ETHUSD is in a potentially dangerous spot. Price is pressing against 3900, a level has been support (give or take) since October. This is also the 20 day average. The most important technical aspect of this chart is the line that extends off of the May and September highs (magenta line). This line has been support since the 12/4 crash. If it gives way, then look out below. My long term wave count suggests downside towards 1000 or so (see below).
USDOLLAR has churned sideways since late November. Does today’s action hint that the resolution to the chop will be lower? My reason for this thought is that today’s high is at daily reversal resistance (12/15 high) and the underside of the channel from the 2021 low. This line was support on 11/30 and 12/16. Also, don’t forget that the December high is at the 50% retrace of the decline from March 2020. A break below 12155 would suggest that the move is lower.
Well, the re-test is out of the question but this USDJPY move could be a false breakout. The chart above shows square root levels. Square the year opening price and add/subtract that number in increments. For USDJPY, the square root of 11510 is 107 so the first square root up is 116.17. The idea is to look for a turn at the first square root level during the first week of the year in a market that is already extended. Several examples are below. An Elliott case is also made for a top as the rally from January 2021 consists of 2 equal legs (log scale). This chart is below. An objective trigger isn’t present yet.

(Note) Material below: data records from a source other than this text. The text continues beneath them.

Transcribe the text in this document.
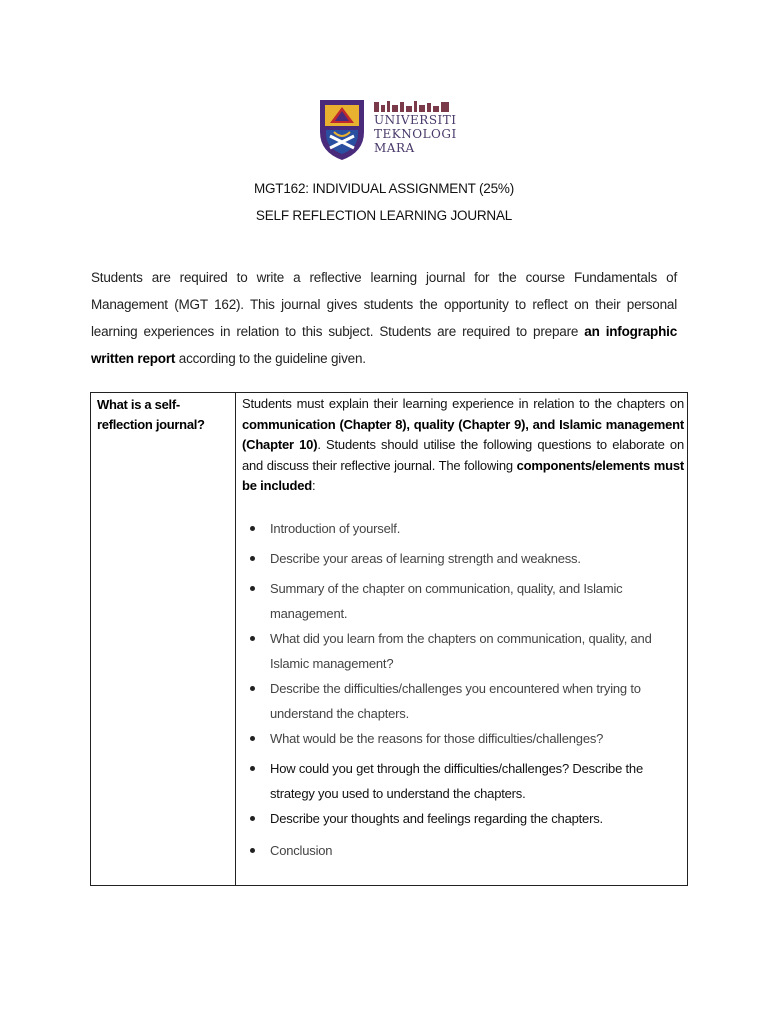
UNIVERSITI
TEKNOLOGI
MARA
MGT162: INDIVIDUAL ASSIGNMENT (25%)
SELF REFLECTION LEARNING JOURNAL
Students are required to write a reflective learning journal for the course Fundamentals of Management (MGT 162). This journal gives students the opportunity to reflect on their personal learning experiences in relation to this subject. Students are required to prepare an infographic written report according to the guideline given.
What is a self-reflection journal?
Students must explain their learning experience in relation to the chapters on communication (Chapter 8), quality (Chapter 9), and Islamic management (Chapter 10). Students should utilise the following questions to elaborate on and discuss their reflective journal. The following components/elements must be included:
Introduction of yourself.
Describe your areas of learning strength and weakness.
Summary of the chapter on communication, quality, and Islamic management.
What did you learn from the chapters on communication, quality, and Islamic management?
Describe the difficulties/challenges you encountered when trying to understand the chapters.
What would be the reasons for those difficulties/challenges?
How could you get through the difficulties/challenges? Describe the strategy you used to understand the chapters.
Describe your thoughts and feelings regarding the chapters.
Conclusion
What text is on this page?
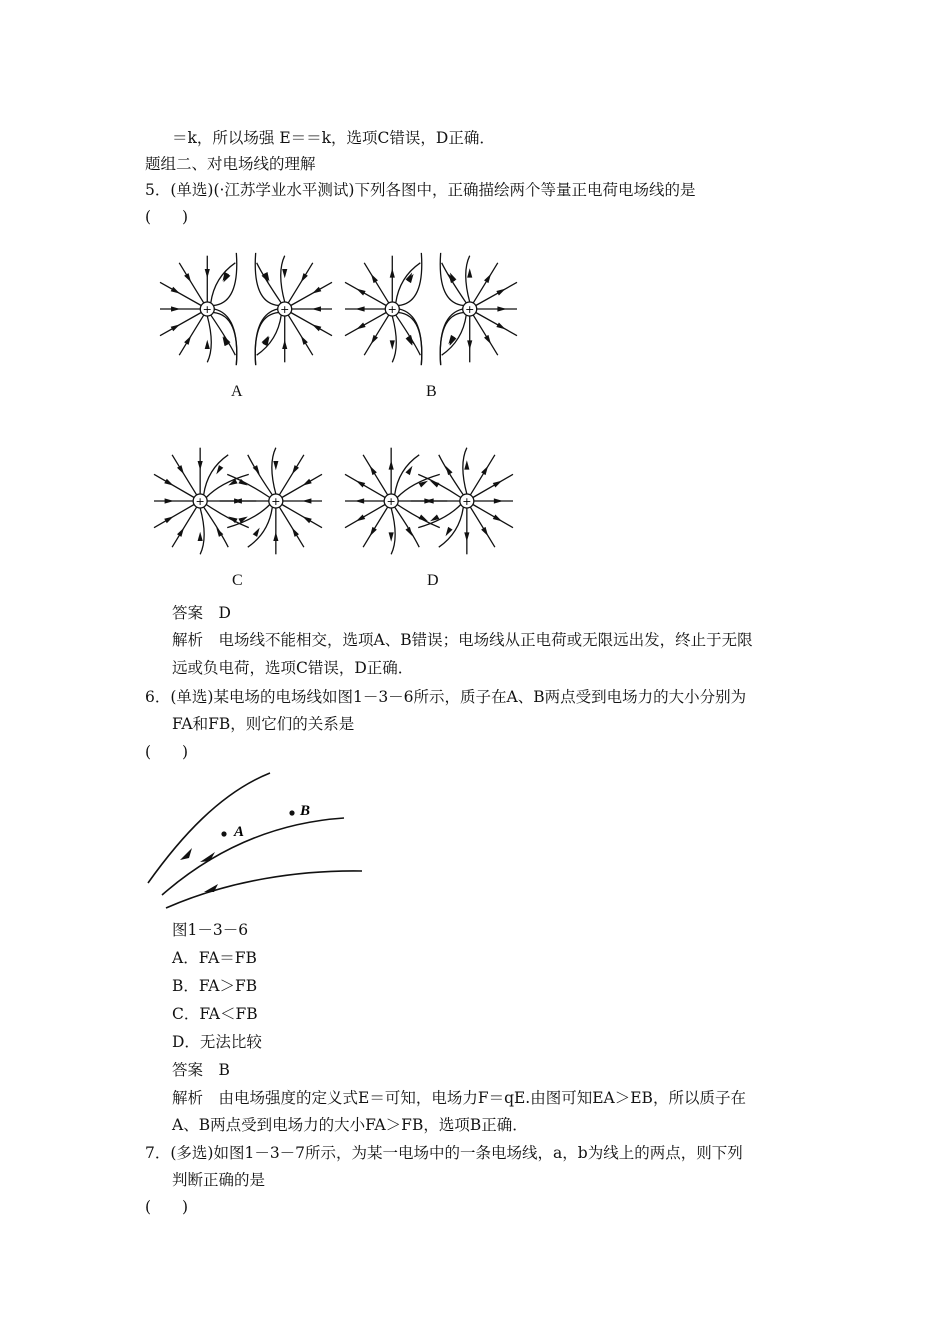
＝k，所以场强 E＝＝k，选项C错误，D正确．
题组二、对电场线的理解
5．(单选)(·江苏学业水平测试)下列各图中，正确描绘两个等量正电荷电场线的是
(　　)
+	+	+	+
+	+	+	+
A	B
C	D
答案　D
解析　电场线不能相交，选项A、B错误；电场线从正电荷或无限远出发，终止于无限
远或负电荷，选项C错误，D正确．
6．(单选)某电场的电场线如图1－3－6所示，质子在A、B两点受到电场力的大小分别为
FA和FB，则它们的关系是
(　　)
A
B
图1－3－6
A．FA＝FB
B．FA＞FB
C．FA＜FB
D．无法比较
答案　B
解析　由电场强度的定义式E＝可知，电场力F＝qE.由图可知EA＞EB，所以质子在
A、B两点受到电场力的大小FA＞FB，选项B正确．
7．(多选)如图1－3－7所示，为某一电场中的一条电场线，a，b为线上的两点，则下列
判断正确的是
(　　)
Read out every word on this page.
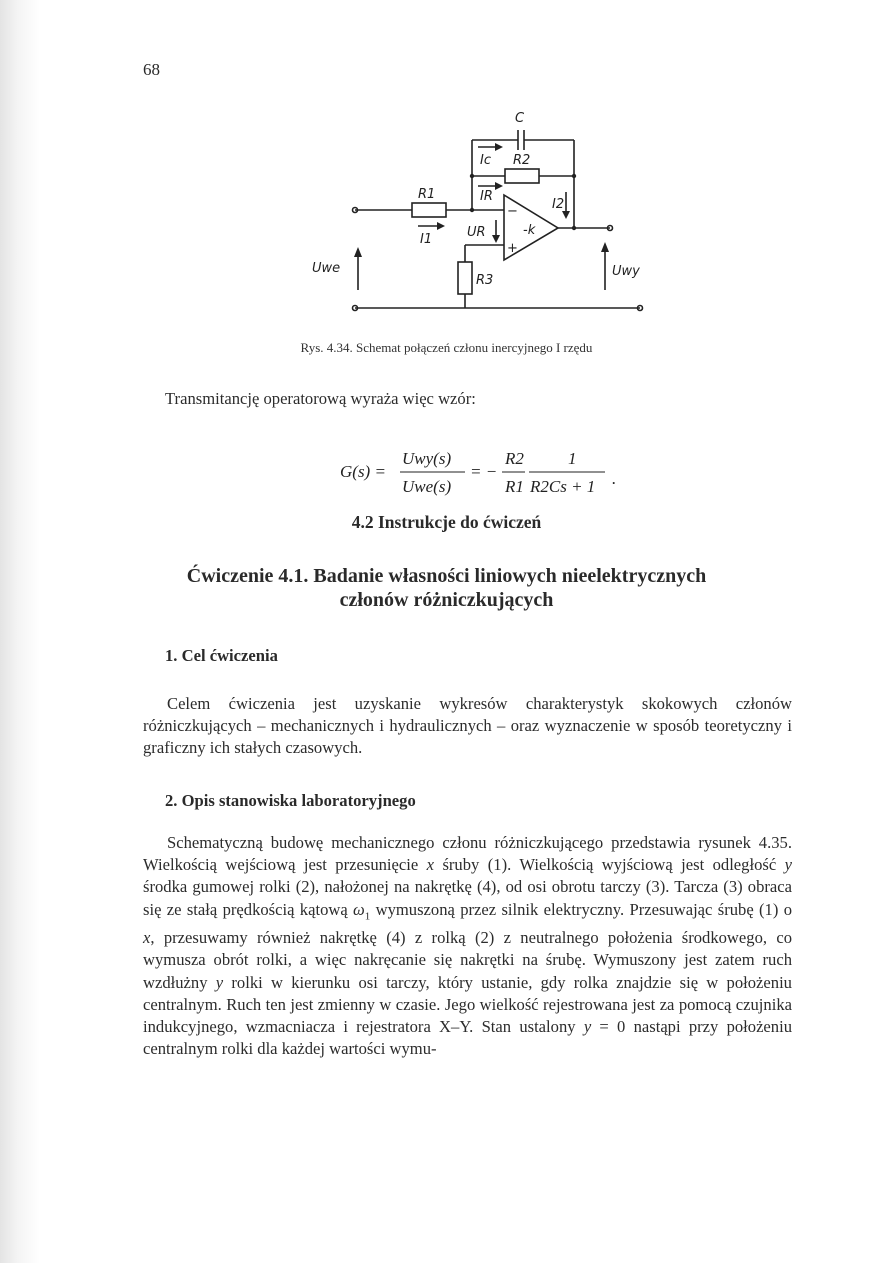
68
C
Ic R2
IR
I2
R1
I1	UR	-k
−
+
R3
Uwe	Uwy
Rys. 4.34. Schemat połączeń członu inercyjnego I rzędu
Transmitancję operatorową wyraża więc wzór:
G(s) =
Uwy(s)
Uwe(s)
= −
R2
R1
1
R2Cs + 1 .
4.2 Instrukcje do ćwiczeń
Ćwiczenie 4.1. Badanie własności liniowych nieelektrycznych
członów różniczkujących
1. Cel ćwiczenia
Celem ćwiczenia jest uzyskanie wykresów charakterystyk skokowych członów różniczkujących – mechanicznych i hydraulicznych – oraz wyznaczenie w sposób teoretyczny i graficzny ich stałych czasowych.
2. Opis stanowiska laboratoryjnego
Schematyczną budowę mechanicznego członu różniczkującego przedstawia rysunek 4.35. Wielkością wejściową jest przesunięcie x śruby (1). Wielkością wyjściową jest odległość y środka gumowej rolki (2), nałożonej na nakrętkę (4), od osi obrotu tarczy (3). Tarcza (3) obraca się ze stałą prędkością kątową $\omega_1$ wymuszoną przez silnik elektryczny. Przesuwając śrubę (1) o x, przesuwamy również nakrętkę (4) z rolką (2) z neutralnego położenia środkowego, co wymusza obrót rolki, a więc nakręcanie się nakrętki na śrubę. Wymuszony jest zatem ruch wzdłużny y rolki w kierunku osi tarczy, który ustanie, gdy rolka znajdzie się w położeniu centralnym. Ruch ten jest zmienny w czasie. Jego wielkość rejestrowana jest za pomocą czujnika indukcyjnego, wzmacniacza i rejestratora X–Y. Stan ustalony y = 0 nastąpi przy położeniu centralnym rolki dla każdej wartości wymu-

12/27 – I’m wondering if USDJPY is going for a re-test and failure of the November high. Remember, the 61.8% retrace of the decline from 2015 is 115.52. Also, the rally from March 2020 channels perfectly.
Given the proximity of the AUDUSD channel to the recent low, it’s worth a shot on the long side. The next upside level of interest is the top of the channel near .7350/70.
1/3 – AUDUSD has pulled back from just shy of the noted .7290. I want to see support at/near .7160/70 in order to maintain a constructive view. Failure to do so would leave me neutral at best.
Kiwi is lagging AUDUSD since the low, which is why I think Aussie is the better trade but the flat correction discussed yesterday may be complete in NZDUSD. A possible inverse head and shoulders is also evident. The pattern completes above the neckline near .6860. That’s the trigger.
1/3 – NZDUSD levels are playing out perfectly. Price has pulled back from .6860 (high was .6857) and focus for support remains .6735/55. An Elliott interpretation is shown in which the rally is an impulse followed by an expanded flat.